Ils ont des prénoms de footballeurs, mais ce ne sont pas dans les ballons qu’ils frappent. Les deux jeunes hommes aux dreadlocks comparaissaient lundi après-midi pour une histoire de dents cassées et deal suspect.
Nilton et Edinson se sont battus l’un avec l’autre à Differdange le 14 juillet 2016 après 23h. Nilton dit qu’il aurait été arnaqué lors d’un deal de cannabis par Edinson. Ce dernier prétend que Nilton aurait tenté de le raquetter. «Je n’ai rien vendu du tout», jure Edinson. «Je lui ai demandé de me rendre mon argent», raconte Nilton. Les deux jeunes hommes étaient convoqués lundi devant la 7e chambre correctionnelle du tribunal d’arrondissement de Luxembourg pour une affaire de coups et blessures volontaires, insultes ainsi que vente et achat de stupéfiants.
Kelly, l’ancienne petite amie de Nilton, skateboard, tatouages et look de surfeuse, se souvient qu’ils se promenaient tranquillement quand Nilton, consommateur occasionnel, lui a proposé d’acheter du cannabis dans un lieu qu’il savait réputé pour cela à Differdange.

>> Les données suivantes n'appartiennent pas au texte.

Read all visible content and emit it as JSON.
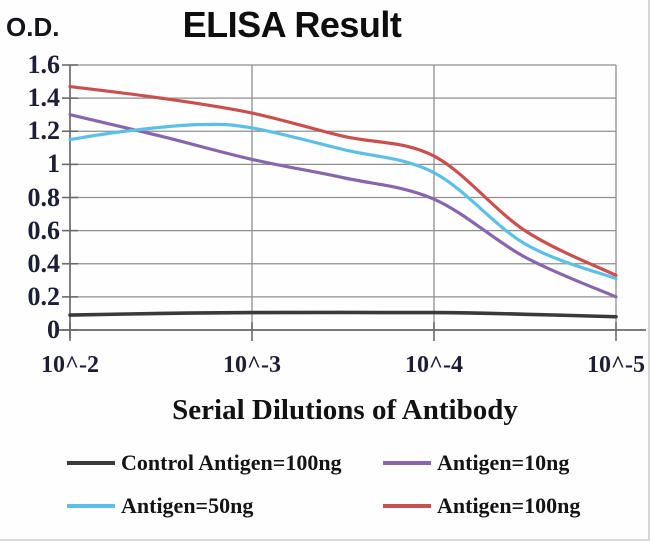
{
  "figure": {
    "title": "ELISA Result",
    "od_label": "O.D.",
    "x_axis_label": "Serial Dilutions of Antibody"
  },
  "chart_data": {
    "type": "line",
    "title": "ELISA Result",
    "ylabel": "O.D.",
    "xlabel": "Serial Dilutions of Antibody",
    "x_tick_labels": [
      "10^-2",
      "10^-3",
      "10^-4",
      "10^-5"
    ],
    "x_decades": [
      0,
      1,
      2,
      3
    ],
    "ylim": [
      0,
      1.6
    ],
    "y_ticks": [
      0,
      0.2,
      0.4,
      0.6,
      0.8,
      1,
      1.2,
      1.4,
      1.6
    ],
    "y_tick_labels": [
      "0",
      "0.2",
      "0.4",
      "0.6",
      "0.8",
      "1",
      "1.2",
      "1.4",
      "1.6"
    ],
    "grid": true,
    "legend_position": "bottom",
    "colors": {
      "grid": "#8f8f8f",
      "axis": "#6a6a6a",
      "tick_text": "#1d1d35"
    },
    "series": [
      {
        "name": "Control Antigen=100ng",
        "color": "#3a3a3a",
        "points": [
          [
            0,
            0.09
          ],
          [
            0.5,
            0.1
          ],
          [
            1,
            0.105
          ],
          [
            2,
            0.105
          ],
          [
            2.5,
            0.095
          ],
          [
            3,
            0.08
          ]
        ]
      },
      {
        "name": "Antigen=10ng",
        "color": "#8766ab",
        "points": [
          [
            0,
            1.3
          ],
          [
            0.5,
            1.17
          ],
          [
            1,
            1.03
          ],
          [
            1.5,
            0.92
          ],
          [
            2,
            0.79
          ],
          [
            2.5,
            0.44
          ],
          [
            3,
            0.2
          ]
        ]
      },
      {
        "name": "Antigen=50ng",
        "color": "#5cc0e6",
        "points": [
          [
            0,
            1.15
          ],
          [
            0.3,
            1.2
          ],
          [
            0.7,
            1.24
          ],
          [
            1,
            1.22
          ],
          [
            1.5,
            1.09
          ],
          [
            2,
            0.95
          ],
          [
            2.5,
            0.52
          ],
          [
            3,
            0.31
          ]
        ]
      },
      {
        "name": "Antigen=100ng",
        "color": "#c9504e",
        "points": [
          [
            0,
            1.47
          ],
          [
            0.5,
            1.4
          ],
          [
            1,
            1.31
          ],
          [
            1.5,
            1.17
          ],
          [
            2,
            1.05
          ],
          [
            2.5,
            0.6
          ],
          [
            3,
            0.33
          ]
        ]
      }
    ]
  }
}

Nilton aurait alors acheté pour 25 euros de cannabis à Edinson. Revenu près de Kelly, il aurait remarqué que le cannabis avait été coupé. Il serait retourné auprès d’Edinson pour récupérer son argent. «Je suis restée en retrait. J’ai entendu que le ton montait entre eux, mais ils parlaient créole donc je n’ai rien compris. Soudain, ils étaient au sol», se souvient la jeune femme.
L’un aurait donné un coup de boule à l’autre. Mais aucun des deux ne reconnaît avoir frappé le premier. Son ancienne compagne témoigne qu’Edinson aurait frappé le premier. Nilton, lui, a perdu des dents dans la bataille et serait encore soigné actuellement à cause de complications. Une affirmation difficile à prouver : son dentiste aurait perdu son dossier médical. «C’est formidable !», s’exclame le juge.
À la barre, les versions restent contradictoires. Edinson prétend que Nilton l’aurait confondu avec un dealer. Il rentrait du travail et d’ailleurs, argumente son avocate, ni drogue ni argent n’auraient été trouvés sur lui par les policiers. «Nilton m’a abordé et m’a réclamé 50 euros, se défend-il. Je ne l’avais jamais vu avant.» «Quand il a vu que j’appelais la police, il a tout caché», répond Nilton. «Ce n’est pas l’affaire du siècle», résume le juge et s’adressant à Nilton: «Il aurait été plus sage de lâcher les 25 euros, et de garder vos dents.»
«Au mauvais endroit au mauvais moment»
Leurs deux avocats ont plaidé la légitime défense et le bénéfice du doute et demandé l’acquittement de leurs clients. L’avocate d’Edinson a indiqué qu’«il était au mauvais endroit au mauvais moment». Son client ne serait pas connu à Differdange où ont eu lieu les faits pour cultiver et vendre du cannabis. «Qui sait ?, rétorque le juge. Il l’est peut-être au parc Gerlache ?»
Côte à côte, les deux campent sur leurs positions. Le procureur ne «croit pas une seconde» à la version d’Edinson. D’autant qu’elle serait à géométrie variable. Edinson aurait bien donné le coup de tête dans les dents à Nilton. «Cela ressort du témoignage de Kelly et des certificats médicaux au dossier», assure-t-il. La version déposée à la barre par Edinson serait «en totale contradiction avec ce qu’il a dit aux policiers le soir des faits», poursuit le procureur. Notamment sur l’emplacement de ses blessures. Il aurait bien essayé de vendre du cannabis. La jeune femme le raconte et «quel intérêt Nilton aurait-il de mentir et de s’accuser d’acheter de la drogue ?». Il a requis une peine de 15 mois de prison avec sursis et une amende à l’encontre du jeune homme.
Il a requis l’acquittement pour les chefs de coups et blessures volontaires et d’insultes retenus à l’encontre de Nilton et une amende appropriée concernant le chef d’achat de drogue, le jeune homme étant en aveux. Nilton et Edinson seront fixés sur leur sort le 29 juin.